Ouvert le mercredi dernier, le procès des leaders du front national pour la défense de la constitution (FNDC) se poursuit ce vendredi, 18 octobre 2019, au tribunal de première instance de Dixinn. Actuellement, 10 heures, tous les avocats et les prévenus sont arrivés, il n’y a que le procureur, Sidy Souleymane Ndiaye, qui se fait attendre.

Dès 8 heures, ce vendredi, un dispositif sécuritaire a été installé aux alentours du tribunal de première instance de Dixinn où comparaissent Abdourahame Sanoh Sékou Koundouno, Baïlo Barry, Bill de Sam, Abdoulaye Oumou Sow, Ibrahima Diallo, Mamadou Sanoh et Mamadou Bobo Bah.
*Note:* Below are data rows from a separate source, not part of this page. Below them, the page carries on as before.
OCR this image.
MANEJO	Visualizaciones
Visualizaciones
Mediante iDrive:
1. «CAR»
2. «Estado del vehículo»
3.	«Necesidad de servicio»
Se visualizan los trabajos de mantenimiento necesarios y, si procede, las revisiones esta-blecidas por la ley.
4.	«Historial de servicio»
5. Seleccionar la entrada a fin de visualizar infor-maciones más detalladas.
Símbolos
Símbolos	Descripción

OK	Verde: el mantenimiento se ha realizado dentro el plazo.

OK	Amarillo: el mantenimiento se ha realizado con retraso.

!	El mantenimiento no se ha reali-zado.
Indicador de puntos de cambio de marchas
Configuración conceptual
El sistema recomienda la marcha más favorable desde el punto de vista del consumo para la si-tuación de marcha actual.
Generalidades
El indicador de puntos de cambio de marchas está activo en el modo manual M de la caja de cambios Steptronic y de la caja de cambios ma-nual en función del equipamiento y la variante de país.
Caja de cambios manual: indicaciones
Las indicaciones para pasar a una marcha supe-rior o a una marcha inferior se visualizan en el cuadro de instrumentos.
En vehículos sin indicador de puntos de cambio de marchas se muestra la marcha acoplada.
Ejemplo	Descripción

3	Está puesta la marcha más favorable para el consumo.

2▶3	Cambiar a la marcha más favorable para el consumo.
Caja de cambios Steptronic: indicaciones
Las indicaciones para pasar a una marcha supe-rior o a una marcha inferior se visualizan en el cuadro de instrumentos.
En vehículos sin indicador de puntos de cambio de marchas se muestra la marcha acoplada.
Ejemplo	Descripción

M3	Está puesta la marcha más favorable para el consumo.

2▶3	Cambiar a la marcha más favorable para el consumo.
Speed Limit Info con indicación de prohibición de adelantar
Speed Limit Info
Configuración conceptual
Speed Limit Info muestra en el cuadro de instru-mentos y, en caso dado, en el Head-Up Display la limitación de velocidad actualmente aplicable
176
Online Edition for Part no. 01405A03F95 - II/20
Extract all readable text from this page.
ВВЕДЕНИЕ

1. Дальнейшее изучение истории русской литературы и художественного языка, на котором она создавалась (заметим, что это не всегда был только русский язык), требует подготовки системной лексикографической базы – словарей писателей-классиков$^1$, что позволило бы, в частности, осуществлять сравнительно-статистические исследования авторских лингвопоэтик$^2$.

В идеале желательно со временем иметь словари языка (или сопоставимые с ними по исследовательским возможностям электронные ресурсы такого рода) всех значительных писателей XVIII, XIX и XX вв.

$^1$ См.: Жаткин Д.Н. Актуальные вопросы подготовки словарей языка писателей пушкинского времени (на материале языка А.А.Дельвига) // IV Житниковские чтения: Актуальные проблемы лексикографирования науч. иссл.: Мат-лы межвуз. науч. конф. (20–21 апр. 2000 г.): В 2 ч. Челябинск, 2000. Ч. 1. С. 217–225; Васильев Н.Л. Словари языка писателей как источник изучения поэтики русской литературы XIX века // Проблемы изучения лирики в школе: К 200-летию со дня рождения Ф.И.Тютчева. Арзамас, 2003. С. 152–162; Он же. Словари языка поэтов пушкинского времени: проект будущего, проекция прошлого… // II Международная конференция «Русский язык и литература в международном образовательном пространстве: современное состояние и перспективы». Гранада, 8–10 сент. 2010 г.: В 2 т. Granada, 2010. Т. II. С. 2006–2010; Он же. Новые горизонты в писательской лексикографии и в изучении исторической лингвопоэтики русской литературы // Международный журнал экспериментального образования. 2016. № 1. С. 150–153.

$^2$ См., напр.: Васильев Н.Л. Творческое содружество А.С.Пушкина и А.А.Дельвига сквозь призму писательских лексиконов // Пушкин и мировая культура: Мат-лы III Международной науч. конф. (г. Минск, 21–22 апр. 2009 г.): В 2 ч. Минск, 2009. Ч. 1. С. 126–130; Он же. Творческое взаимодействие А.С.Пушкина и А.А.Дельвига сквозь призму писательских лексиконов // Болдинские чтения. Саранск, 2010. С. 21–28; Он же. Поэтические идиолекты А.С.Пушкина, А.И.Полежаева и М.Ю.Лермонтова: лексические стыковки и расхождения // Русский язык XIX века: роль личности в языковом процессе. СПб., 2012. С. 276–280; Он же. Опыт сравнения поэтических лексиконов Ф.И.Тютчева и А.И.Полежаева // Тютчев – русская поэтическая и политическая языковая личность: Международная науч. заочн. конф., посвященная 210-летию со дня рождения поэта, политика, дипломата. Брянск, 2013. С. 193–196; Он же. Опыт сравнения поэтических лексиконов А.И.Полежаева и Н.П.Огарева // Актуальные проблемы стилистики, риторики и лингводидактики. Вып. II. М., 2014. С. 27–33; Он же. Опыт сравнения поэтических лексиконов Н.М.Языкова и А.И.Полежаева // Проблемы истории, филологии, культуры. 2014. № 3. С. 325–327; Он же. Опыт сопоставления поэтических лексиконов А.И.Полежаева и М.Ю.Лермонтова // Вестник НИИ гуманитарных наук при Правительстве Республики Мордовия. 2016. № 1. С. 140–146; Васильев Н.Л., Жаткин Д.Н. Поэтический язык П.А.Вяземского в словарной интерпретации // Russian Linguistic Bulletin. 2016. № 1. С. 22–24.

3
Ils sont accusés de « manœuvres et actes de nature à compromettre la sécurité publique et à occasionner des troubles à l’ordre public ». En réalité, le pouvoir leur reproche d’organiser des manifestations contre l’adoption d’une nouvelle constitution qui permettrait au président Alpha Condé de se représenter à la présidentielle de 2020, alors que celle en vigueur et sur laquelle il a prêté serment deux fois (en 2010 et 2015) lui en interdit.

Composée de gendarmes et de policiers, la sécurité empêche actuellement tout rassemblement et mouvements de toute nature aux alentours du tribunal de première instance de Dixinn.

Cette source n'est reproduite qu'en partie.